All insect foragers do not appear the same in regard to their food collection. The differences exist between the foraging pattern of honey bees and bumblebees. It has been shown that bumblebees collect pollens from at least twice as many plant species than honey bees generally do (Leonhardt and Blüthgen 2012). Honey bees show a highly flower constant foraging behaviour whereas bumblebee collects even up to six different species during one foraging trips (Kratochwil and Kohl, 1988). Studies indicated that the honey bees do not forage preferentially on pollen with higher protein concentrations (van der Moezel et al., 1987; Roulston et al., 2000; Pernal and Curie, 2001). In contrast, bumblebees show a preference for a higher protein containing pollen (Kitaoke and Nieh, 2009; Leonhardt and Blüthgen 2012) and in fact, a higher quality of protein (Robertson et al., 1999; Hanley et al., 2008). The present pilot study has been carried out in order to understand the foraging behaviour of honey bee colonies and preference among the available floral resources.
Results
Honey bee foragers collected different pollen during the study period. Figure 1 represents the SEM photographs of the bee collected pollens, which were then identified by the morphometric characteristics. Figure 2 represents the amount of pollen per day foraged by three colonies. The third honey bee colony collected the highest amount of pollen (3845.7 mg) followed by 2nd (3159.3 mg) and 1st (1613 mg) during these three days although that there is no significant differences among the amounts of pollen collections of three experimental honey bee colonies (ANOVA, F = 1.078; Sig. = 0.398). Figure 3 represents the relationship between foraging efficiency and temperature. It shows that the temperature around 20–28 °C was found favoured and resulted in higher return of pollen and lower temperature of 15 °C or higher temperature of 30 °C was not favoured. Figure 4 represents the respective amount of collected pollen from each floral origin by three different honey bee colonies. It has been found that all three honey bee colonies collected the majority of pollen from Trifolium repens followed by Erigeron annus. Oenothera and Coreopsis pollen were collected mostly by 3rd colony and pollens obtained from other floral resources were significantly less. The amino acid composition of the studied pollens has been represented by Table 1. Total amino acids was found the highest in Trifolium repens (19.97 g/100 g pollen) followed by Coreopsis drummondii (11.44 g/100 g pollen), Erigeron annus (9.67 g/100 g pollen) and Oenothera biennis (8.89 g/100 g pollen). Altogether, seventeen amino acids were detected and estimated. Tryptophan was not recovered because of the entire degradation of it by acid hydrolysis. Among the essential amino acids, leucine and lysine was found predominating and among the non-essential amino acids glutamic acid was found the most abundant.
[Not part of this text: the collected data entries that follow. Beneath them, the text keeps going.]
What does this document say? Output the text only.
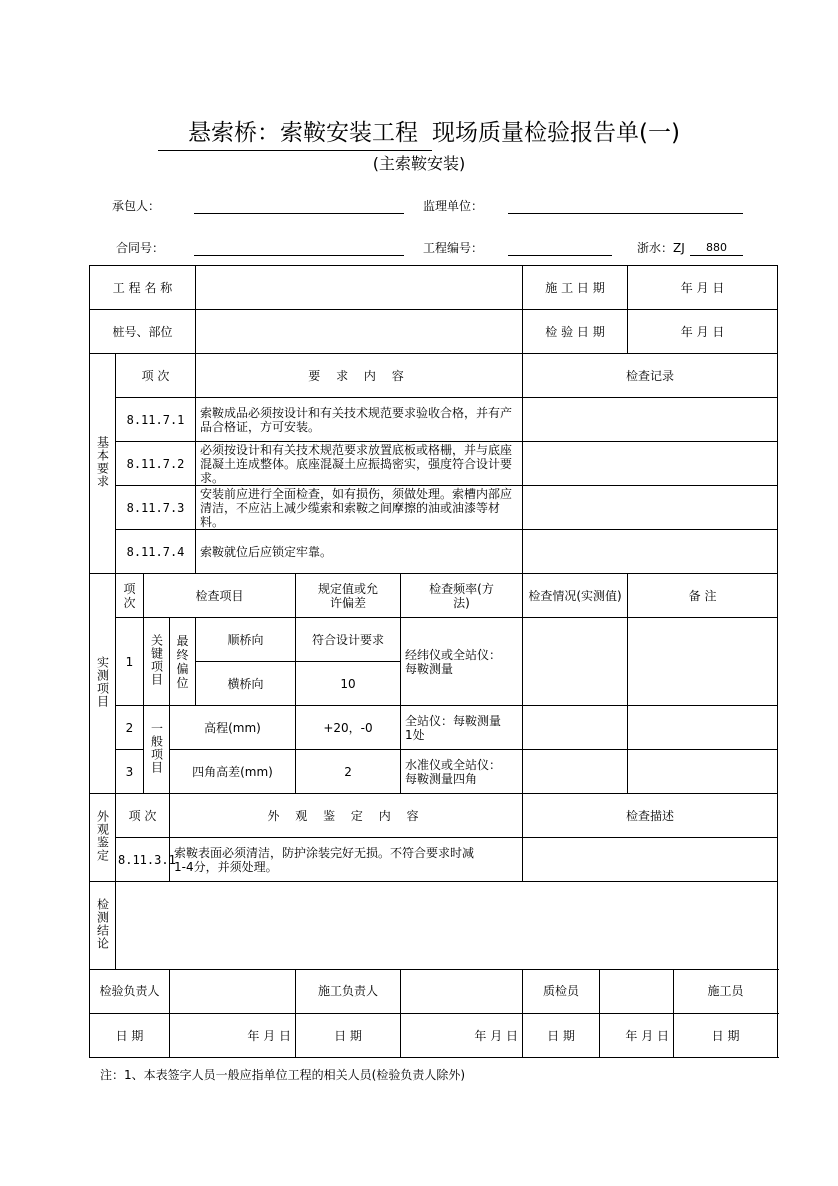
悬索桥：索鞍安装工程 现场质量检验报告单(一)
(主索鞍安装)
承包人：	监理单位：
合同号：	工程编号：	浙水：ZJ	880
工 程 名 称							施 工 日 期		年 月 日		
桩号、部位							检 验 日 期		年 月 日		
基本要求	项 次			要 求 内 容			检查记录				
	8.11.7.1			索鞍成品必须按设计和有关技术规范要求验收合格，并有产品合格证，方可安装。							
	8.11.7.2			必须按设计和有关技术规范要求放置底板或格栅，并与底座混凝土连成整体。底座混凝土应振捣密实，强度符合设计要求。							
	8.11.7.3			安装前应进行全面检查，如有损伤，须做处理。索槽内部应清洁，不应沾上减少缆索和索鞍之间摩擦的油或油漆等材料。							
	8.11.7.4			索鞍就位后应锁定牢靠。							
实测项目	项次	检查项目			规定值或允许偏差	检查频率(方 法)	检查情况(实测值)		备 注		
	1	关键项目	最终偏位	顺桥向	符合设计要求	经纬仪或全站仪：每鞍测量					
				横桥向	10						
	2	一般项目	高程(mm)		+20，-0	全站仪：每鞍测量1处					
	3		四角高差(mm)		2	水准仪或全站仪：每鞍测量四角					
外观鉴定	项 次		外 观 鉴 定 内 容				检查描述				
	8.11.3.1		索鞍表面必须清洁，防护涂装完好无损。不符合要求时减1-4分，并须处理。								
检测结论											
检验负责人					施工负责人		质检员			施工员	
日 期			年 月 日		日 期	年 月 日	日 期	年 月 日		日 期	
注：1、本表签字人员一般应指单位工程的相关人员(检验负责人除外)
SEM photographs of pollens collected by honey bee during the study
Total amount (mg/day) of pollen collected by foraging workers by the three experimental honey bee colonies during the study in June 2017
Relationship between temperature and pollen foraging efficiency
Amount of pollen collected from each floral resource during the study in June 2017
Discussion
The requirement of food depends on several factors in the bee colony. Besides many other factors like genotype, seasonal availability of resources, foragers primarily depend on the number of larvae present in the hive and amount of stored food in order to make the decision about the amount of pollen foraging (Camazine, 1993, Bilisik et al., 2008). As one mechanism, Pankiw et al.’s (1998) study demonstrated that brood pheromone stimulates pollen foraging behaviour of forager honey bees. Jung and Burgett (2011) and Jung et al. (2011) tested if the synthetic brood pheromone effects on colony level of honey bee showing higher foraging activity and pollen collection. Also, the number of very active foragers in a hive is an important factor. In a very recent study, researchers showed that only 19% of the total forager performed 50% of the colony’s total foraging trip (Klein et al., 2019). Thus, these factors could be plausible reasons for different foraging pollen amounts of the honey bee colonies.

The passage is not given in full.